Survei SMRC: Mayoritas Publik Ingin Ada Oposisi di dalam Era Prabowo-Gibran
Jakarta – Survei Saiful Mujani Research and Consulting (SMRC) mengungkap mayoritas publik Indonesia menginginkan keberadaan oposisi di tempat era pemerintahan Prabowo-Gibran mendatang. Hasil sigi SMRC yang dijalankan pada 4 hingga 11 Oktober menunjukkan 67,5 persen penduduk berpendapat pemerintah wajib diawasi oleh oposisi.
Metode survei yang dimaksud digunakan adalah multistage random sampling dengan total sampel valid 994, margin of error plus-minus 3,2 persen pada tingkat kepercayaan 95 persen.
“Supaya pengawasan ini sungguh-sungguh, harus ada partai urusan politik yang digunakan mempunyai delegasi di area DPR berada pada luar pemerintah,” kata pendiri SMRC, Saiful Mujani, disitir di dalam kanal YouTube SMRC, Kamis, 17 Oktober 2024.
Saiful menyatakan hanya sekali 28,3 persen rakyat yang dimaksud setuju dengan ketiadaan oposisi di tempat era pemerintahan Prabowo. Akan tetapi, kata dia, realitas kebijakan pemerintah bertolak belakang dengan hasil sigi tersebut.
Sebab, Saiful mengungkapkan hampir dipastikan semua partai kebijakan pemerintah di area parlemen akan segerbong di koalisi Prabowo-Gibran. Menurut dia, apa yang akan terjadi di tempat era Prabowo akan lebih lanjut buruk ketimbang era Jokowi.
“Periode pertama Jokowi masih menyisakan Gerindra, PKS, lalu Demokrat di area luar koalisi. Dan dalam periode kedua Jokowi, tinggal PKS sendirian. Sekarang PKS juga bergabung, juga praktis meninggalkan PDIP yang digunakan masih belum menentukan sikap,” kata Saiful.
Dalam survei tersebut, SMRC juga menanyakan seberapa setuju rakyat dengan keberadaan partai dengan kekuatan mendekati 50 persen sebagai oposisi. Hasilnya 64,5 persen umum setuju keberadaan kekuatan kebijakan pemerintah yang dimaksud signifikan di area DPR sebagai pengawas jalannya pemerintahan.
Menurut Saiful, elit partai kebijakan pemerintah mesti menangkap keinginan umum akan keberadaan oposisi. Dia menyatakan konsep oposisi memang benar bukan dikenal luas pada tradisi urusan politik pada Indonesia.
“Tapi yang tiada mampu dipisahkan dari konsep organisasi modern seperti pemerintahan yakni pihak yang mana berada dalam luar maupun di tempat pada punya fungsi agar roda pemerintahan dapat berjalan efektif kemudian bersih,” kata Saiful.

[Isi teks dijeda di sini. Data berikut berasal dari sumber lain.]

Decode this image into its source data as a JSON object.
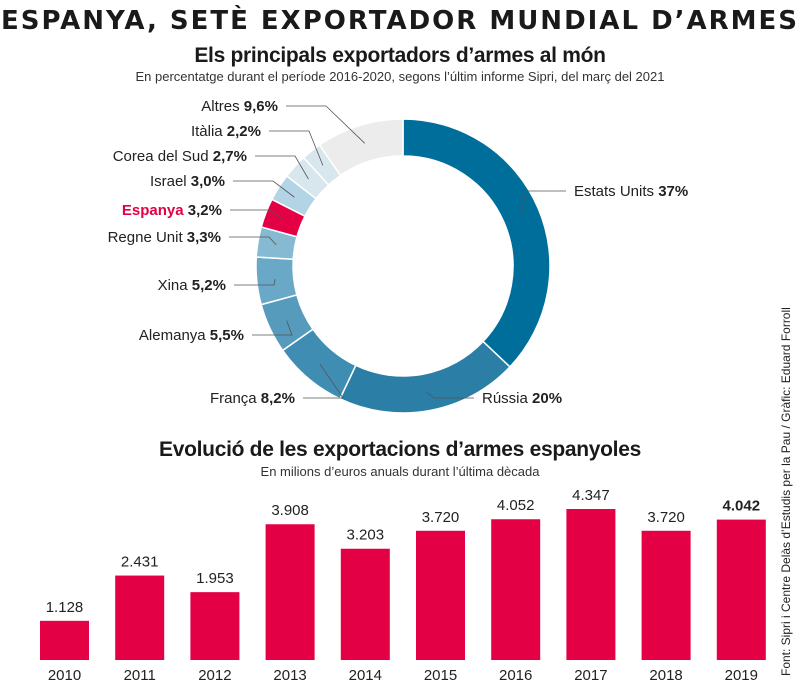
{
  "header": {
    "title": "ESPANYA, SETÈ EXPORTADOR MUNDIAL D’ARMES"
  },
  "source": "Font: Sipri i Centre Delàs d’Estudis per la Pau / Gràfic: Eduard Forroll",
  "colors": {
    "accent": "#e30045",
    "blues": [
      "#006e9b",
      "#2b7fa7",
      "#3f8db3",
      "#569bbc",
      "#6aa8c7",
      "#86b9d2",
      "#9ec8dd",
      "#b3d4e4",
      "#d8e6ee"
    ],
    "other": "#ececec"
  },
  "chart_data": [
    {
      "type": "pie",
      "donut": true,
      "title": "Els principals exportadors d’armes al món",
      "subtitle": "En percentatge durant el període 2016-2020, segons l’últim informe Sipri, del març del 2021",
      "unit": "%",
      "slices": [
        {
          "name": "Estats Units",
          "value": 37,
          "label": "37%"
        },
        {
          "name": "Rússia",
          "value": 20,
          "label": "20%"
        },
        {
          "name": "França",
          "value": 8.2,
          "label": "8,2%"
        },
        {
          "name": "Alemanya",
          "value": 5.5,
          "label": "5,5%"
        },
        {
          "name": "Xina",
          "value": 5.2,
          "label": "5,2%"
        },
        {
          "name": "Regne Unit",
          "value": 3.3,
          "label": "3,3%"
        },
        {
          "name": "Espanya",
          "value": 3.2,
          "label": "3,2%",
          "highlight": true
        },
        {
          "name": "Israel",
          "value": 3.0,
          "label": "3,0%"
        },
        {
          "name": "Corea del Sud",
          "value": 2.7,
          "label": "2,7%"
        },
        {
          "name": "Itàlia",
          "value": 2.2,
          "label": "2,2%"
        },
        {
          "name": "Altres",
          "value": 9.6,
          "label": "9,6%"
        }
      ]
    },
    {
      "type": "bar",
      "title": "Evolució de les exportacions d’armes espanyoles",
      "subtitle": "En milions d’euros anuals durant l’última dècada",
      "xlabel": "",
      "ylabel": "",
      "categories": [
        "2010",
        "2011",
        "2012",
        "2013",
        "2014",
        "2015",
        "2016",
        "2017",
        "2018",
        "2019"
      ],
      "values": [
        1128,
        2431,
        1953,
        3908,
        3203,
        3720,
        4052,
        4347,
        3720,
        4042
      ],
      "value_labels": [
        "1.128",
        "2.431",
        "1.953",
        "3.908",
        "3.203",
        "3.720",
        "4.052",
        "4.347",
        "3.720",
        "4.042"
      ],
      "highlight_label": "2019",
      "ylim": [
        0,
        4347
      ],
      "grid": false
    }
  ]
}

Menurut Saiful, upaya Prabowo merangkul semua pihak dengan narasi persatuan sudah menyusupi alam bawah sadar publik. Konsekuensi dari kondisi urusan politik hari ini, ujar dia, akan menyebabkan Indonesia terjerumus pada kekuasaan otoritarianisme.
“Bahasa atau mantra di pidato-pidato Prabowo Subianto belakangan adalah tentang persatuan. Karena itu kalau ada partai kebijakan pemerintah yang mana tak mengambil bagian bersatu pemerintah, maka itu adalah ancaman terhadap persatuan menurut Prabowo,” kata Saiful.
Saiful mengingatkan bahwa Indonesia menganut sistem presidensial. Presiden dipilih secara kompetitif. Dia mengungkapkan di sistem seperti itu, pasti ada yang kalah serta ada yang menang.
“Seharusnya partai-partai yang mana kalah di pemilihan presiden 2024 lalu semuanya menjadi oposisi. Demikianlah seharusnya kita memulai pembangunan sistem bahwa demokrasi selain membutuhkan the winners, juga membutuhkan the loosers,” kata Saiful.